Analyzing application performance: A guide to manual instrumentation with Go tracing

Using manual instrumentation with Go tracing to analyze application performance

In this post, we look at Go tracing and its support to manually instrument applications to gain valuable insights into its execution behavior. We’ll be using a simple step-by-step example to show how this can be done in a real-life scenario, and you’ll also learn how to use the Go trace tool to analyze trace data. Finally, we’ll introduce our own visualization of the added trace events to complement the existing ones.

Go has built-in support for tracing in the runtime/trace package. This gives you an insight into how goroutines are being scheduled and how parallelization or garbage collection works in your application.

The specific events that runtime/trace records are:

Creation, start, and end of goroutines
Events that block/unblock goroutines (syscalls, channels, locks)
Network I/O related events
Syscalls
Garbage collection

This data can already be used to identify problems with your application. But what if you need more? Manual instrumentation provides a deeper understanding of how your application behaves at runtime.

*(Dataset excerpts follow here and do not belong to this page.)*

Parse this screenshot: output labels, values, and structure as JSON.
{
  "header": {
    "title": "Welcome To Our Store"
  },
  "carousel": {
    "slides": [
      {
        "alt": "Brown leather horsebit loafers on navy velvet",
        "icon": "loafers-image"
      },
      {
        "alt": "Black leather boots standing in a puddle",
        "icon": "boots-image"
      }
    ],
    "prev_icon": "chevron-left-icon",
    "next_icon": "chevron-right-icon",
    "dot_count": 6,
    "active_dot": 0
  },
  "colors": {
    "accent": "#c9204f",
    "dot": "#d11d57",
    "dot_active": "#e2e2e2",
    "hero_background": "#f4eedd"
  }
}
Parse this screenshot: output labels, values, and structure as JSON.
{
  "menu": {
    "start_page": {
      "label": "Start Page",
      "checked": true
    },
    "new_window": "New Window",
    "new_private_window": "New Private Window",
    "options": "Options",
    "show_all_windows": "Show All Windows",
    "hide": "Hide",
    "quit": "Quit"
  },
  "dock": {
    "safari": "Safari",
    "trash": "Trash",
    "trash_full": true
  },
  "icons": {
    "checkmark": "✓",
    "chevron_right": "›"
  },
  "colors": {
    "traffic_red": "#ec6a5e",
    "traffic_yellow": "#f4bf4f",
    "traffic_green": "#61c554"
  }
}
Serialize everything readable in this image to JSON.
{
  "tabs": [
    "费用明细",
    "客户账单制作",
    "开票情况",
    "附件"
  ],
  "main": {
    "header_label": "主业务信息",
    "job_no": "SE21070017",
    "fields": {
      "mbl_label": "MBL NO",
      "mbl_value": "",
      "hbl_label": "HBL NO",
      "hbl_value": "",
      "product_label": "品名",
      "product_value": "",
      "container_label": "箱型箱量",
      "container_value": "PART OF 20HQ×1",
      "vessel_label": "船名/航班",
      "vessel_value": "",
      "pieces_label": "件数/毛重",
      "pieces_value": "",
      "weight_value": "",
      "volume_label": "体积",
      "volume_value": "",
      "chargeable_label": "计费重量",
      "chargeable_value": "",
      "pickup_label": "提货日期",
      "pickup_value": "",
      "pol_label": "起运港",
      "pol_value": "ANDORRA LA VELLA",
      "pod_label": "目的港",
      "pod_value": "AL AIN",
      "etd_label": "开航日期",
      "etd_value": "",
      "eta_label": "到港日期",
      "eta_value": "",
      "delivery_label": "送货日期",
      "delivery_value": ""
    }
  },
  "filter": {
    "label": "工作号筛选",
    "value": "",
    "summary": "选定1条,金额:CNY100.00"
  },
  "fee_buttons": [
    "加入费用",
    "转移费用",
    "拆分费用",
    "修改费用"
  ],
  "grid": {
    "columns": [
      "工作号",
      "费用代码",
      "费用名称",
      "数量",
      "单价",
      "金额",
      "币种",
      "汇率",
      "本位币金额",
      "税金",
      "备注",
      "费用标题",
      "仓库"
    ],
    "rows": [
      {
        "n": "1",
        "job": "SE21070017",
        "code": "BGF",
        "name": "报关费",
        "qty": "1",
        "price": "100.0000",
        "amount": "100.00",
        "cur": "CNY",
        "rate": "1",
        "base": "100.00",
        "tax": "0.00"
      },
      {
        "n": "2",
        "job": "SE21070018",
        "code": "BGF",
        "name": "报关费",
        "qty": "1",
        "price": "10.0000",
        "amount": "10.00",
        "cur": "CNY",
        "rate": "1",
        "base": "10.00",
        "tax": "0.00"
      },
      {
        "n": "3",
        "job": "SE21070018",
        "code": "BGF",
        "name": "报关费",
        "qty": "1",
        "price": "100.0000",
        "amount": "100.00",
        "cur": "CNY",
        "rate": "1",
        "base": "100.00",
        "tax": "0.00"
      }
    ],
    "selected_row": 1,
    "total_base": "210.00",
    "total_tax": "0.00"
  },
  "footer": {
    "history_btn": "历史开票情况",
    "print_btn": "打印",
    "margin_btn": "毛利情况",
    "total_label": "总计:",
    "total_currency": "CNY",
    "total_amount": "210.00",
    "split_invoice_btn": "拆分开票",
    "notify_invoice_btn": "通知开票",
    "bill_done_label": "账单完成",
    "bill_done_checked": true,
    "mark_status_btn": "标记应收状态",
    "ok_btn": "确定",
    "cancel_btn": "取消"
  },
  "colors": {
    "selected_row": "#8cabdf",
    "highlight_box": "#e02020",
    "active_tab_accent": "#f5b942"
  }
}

Tracing code during execution with manual instrumentation

To get a better insight into the execution of an application we can manually instrument relevant program parts that we are interested in. Go supports the following user annotations to instrument the program with and to log interesting events during execution and link them to a trace:

Tasks are a top-level component to aid tracing. Tasks have a start and an end and are similar in concept to spans in OpenTelemetry. Tasks can involve multiple goroutines and are tracked via a context.Context object. All regions and logs within the same context will be associated with the task.
Regions refer to a region of code (associated with its calling goroutine) whose execution time interval is traced. Regions log time intervals within the same goroutine. By definition, a region starts and ends in the same goroutine.
Logs are for logging time-stamped messages during execution that allow further information to be added along the trace.

Creating tasks

To better illustrate the use of these annotations we will now go over some simple code examples. Consider this sample program to make a cappuccino. If you want to follow along, find the complete file over here: coffee.go.

func main() {
	traceFile, err := os.Create("coffee.trace")
	if err != nil {
		panic(err)
	}
	if err = trace.Start(traceFile); err != nil {
		panic(err)
	}
	defer func() {
		trace.Stop()
		if err := traceFile.Close(); err != nil {
			panic(err)
		}
	}()

	ctx := context.Background()
	ctx, task := trace.NewTask(ctx, "main")
	defer task.End()

	makeCappuccino()
}

func makeCappuccino() {
	ctx := context.Background()
	ctx, task := trace.NewTask(ctx, "makeCappuccino")
	defer task.End()

	steamMilk()
	foamMilk()
	extractCoffee()
	mixMilkCoffee()
}

func steamMilk() {
	ctx := context.Background()
	ctx, task := trace.NewTask(ctx, "steamMilk")
	defer task.End()

	// The steps are simulated with a sleep time for simplicity.
	time.Sleep(100 * time.Millisecond)
}

func foamMilk() {
	ctx := context.Background()
	ctx, task := trace.NewTask(ctx, "foamMilk")
	defer task.End()

	time.Sleep(200 * time.Millisecond)
}

func extractCoffee() {
	ctx := context.Background()
	ctx, task := trace.NewTask(ctx, "extractCoffee")
	defer task.End()

	time.Sleep(300 * time.Millisecond)
}

func mixMilkCoffee() {
	ctx := context.Background()
	ctx, task := trace.NewTask(ctx, "mixMilkCoffee")
	defer task.End()

    time.Sleep(500 * time.Millisecond)
}

At the beginning of the main function, we initialize the tracing with trace.Start and pass the file (coffee.trace) that stores the tracing data. For each task that we want to track, we create a new task by calling trace.NewTask and end the task after it is finished.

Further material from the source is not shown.